En Colombia existen alrededor de 36,8 millones de usuarios, según datos presentados por el DANE en el 2025, es decir más del 69,2% de nuestra población tiene una cuenta Facebook, alrededor del 14,3% se encuentran los usuarios entre los 35 y 45 años de edad, que dentro de 30 años muy seguramente dejaremos de existir dejando no solo una estela de dolor familiar, sino un álbum resumido de los eventos más destacados de nuestras vidas en los últimos años. No me imagino ver a mis futuros nietos, si es que vendrán, viendo a su abuelo sonriente o tal vez bailando y que estos coloquen cuando ya sepan escribir: “Hola abuelito, no te conocí, pero te extraño”.

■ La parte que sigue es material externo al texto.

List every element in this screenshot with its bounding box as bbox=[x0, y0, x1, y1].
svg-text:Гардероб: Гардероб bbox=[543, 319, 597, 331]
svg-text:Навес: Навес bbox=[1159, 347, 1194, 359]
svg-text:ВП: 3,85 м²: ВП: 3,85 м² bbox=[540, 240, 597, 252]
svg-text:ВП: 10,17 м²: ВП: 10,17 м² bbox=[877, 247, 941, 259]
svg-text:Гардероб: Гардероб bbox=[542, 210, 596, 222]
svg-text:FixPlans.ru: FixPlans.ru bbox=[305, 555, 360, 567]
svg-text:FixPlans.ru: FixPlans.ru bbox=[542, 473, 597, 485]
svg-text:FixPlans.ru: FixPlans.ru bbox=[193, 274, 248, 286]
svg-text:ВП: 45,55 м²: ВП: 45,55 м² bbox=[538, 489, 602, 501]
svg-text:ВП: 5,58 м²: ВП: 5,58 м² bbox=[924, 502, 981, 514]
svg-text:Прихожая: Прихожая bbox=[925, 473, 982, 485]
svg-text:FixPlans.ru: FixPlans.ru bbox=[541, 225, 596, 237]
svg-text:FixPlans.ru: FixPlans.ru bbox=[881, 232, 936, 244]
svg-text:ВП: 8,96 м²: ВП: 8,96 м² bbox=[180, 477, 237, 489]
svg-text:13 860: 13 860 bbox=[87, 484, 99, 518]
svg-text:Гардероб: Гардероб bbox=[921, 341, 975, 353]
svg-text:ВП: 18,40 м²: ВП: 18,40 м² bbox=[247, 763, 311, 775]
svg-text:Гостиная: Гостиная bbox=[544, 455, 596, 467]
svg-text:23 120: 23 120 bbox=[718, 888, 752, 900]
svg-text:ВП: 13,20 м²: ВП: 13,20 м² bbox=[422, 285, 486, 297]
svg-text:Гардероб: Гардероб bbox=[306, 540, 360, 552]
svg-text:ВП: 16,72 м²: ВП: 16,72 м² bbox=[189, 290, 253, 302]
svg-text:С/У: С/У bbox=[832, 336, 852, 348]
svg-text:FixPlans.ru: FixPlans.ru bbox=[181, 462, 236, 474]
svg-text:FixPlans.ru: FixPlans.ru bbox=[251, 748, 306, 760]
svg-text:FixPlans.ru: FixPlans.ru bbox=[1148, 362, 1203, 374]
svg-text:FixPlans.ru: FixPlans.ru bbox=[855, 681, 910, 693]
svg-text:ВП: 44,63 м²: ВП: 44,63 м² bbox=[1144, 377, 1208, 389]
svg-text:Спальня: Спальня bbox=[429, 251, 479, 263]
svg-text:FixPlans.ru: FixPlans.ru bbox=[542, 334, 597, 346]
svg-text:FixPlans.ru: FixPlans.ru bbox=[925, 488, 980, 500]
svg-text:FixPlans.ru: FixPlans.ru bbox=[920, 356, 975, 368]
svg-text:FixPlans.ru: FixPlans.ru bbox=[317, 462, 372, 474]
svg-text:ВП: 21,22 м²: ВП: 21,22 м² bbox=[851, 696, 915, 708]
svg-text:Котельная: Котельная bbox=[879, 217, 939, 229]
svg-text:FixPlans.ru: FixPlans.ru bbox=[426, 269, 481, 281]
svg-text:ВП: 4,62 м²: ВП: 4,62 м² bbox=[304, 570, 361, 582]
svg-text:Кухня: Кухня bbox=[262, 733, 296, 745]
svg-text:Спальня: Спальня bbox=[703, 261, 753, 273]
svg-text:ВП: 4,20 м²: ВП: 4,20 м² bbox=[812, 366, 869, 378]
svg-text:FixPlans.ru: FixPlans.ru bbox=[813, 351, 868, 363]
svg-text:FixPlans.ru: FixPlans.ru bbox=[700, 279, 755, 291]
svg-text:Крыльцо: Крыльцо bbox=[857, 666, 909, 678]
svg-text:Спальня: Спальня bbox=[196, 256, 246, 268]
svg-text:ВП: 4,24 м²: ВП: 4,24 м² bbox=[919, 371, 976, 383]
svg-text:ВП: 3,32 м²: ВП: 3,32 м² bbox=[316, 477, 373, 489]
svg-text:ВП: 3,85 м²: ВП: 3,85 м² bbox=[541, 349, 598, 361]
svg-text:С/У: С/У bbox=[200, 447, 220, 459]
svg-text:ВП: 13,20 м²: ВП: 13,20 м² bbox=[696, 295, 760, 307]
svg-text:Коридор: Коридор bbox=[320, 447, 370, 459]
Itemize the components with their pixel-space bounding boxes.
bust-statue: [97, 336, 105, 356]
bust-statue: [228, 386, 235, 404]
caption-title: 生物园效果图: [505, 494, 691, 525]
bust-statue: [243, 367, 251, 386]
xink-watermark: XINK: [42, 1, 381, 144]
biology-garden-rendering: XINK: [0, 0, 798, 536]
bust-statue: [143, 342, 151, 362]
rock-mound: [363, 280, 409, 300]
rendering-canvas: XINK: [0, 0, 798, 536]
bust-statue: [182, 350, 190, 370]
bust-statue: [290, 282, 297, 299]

El mundo transcurre entre cosas como estas que nos permiten adaptarnos o no a un contexto cada vez más excepcional. Mientras tanto los periodistas seguirán escudriñando cuentas en Facebook de aquellos que son tendencias noticiosas en el momento, para colocarlos y adornar sus textos, mientras el Facebook seguirá alimentándose eternamente de nuevos usuarios y solo Dios sabe hasta cuando mantendrá las cuentas sin dueños de unos fallecidos con vida virtual, en este nuevo mundo lleno de fascinantes paradojas y atrevidas sorpresas.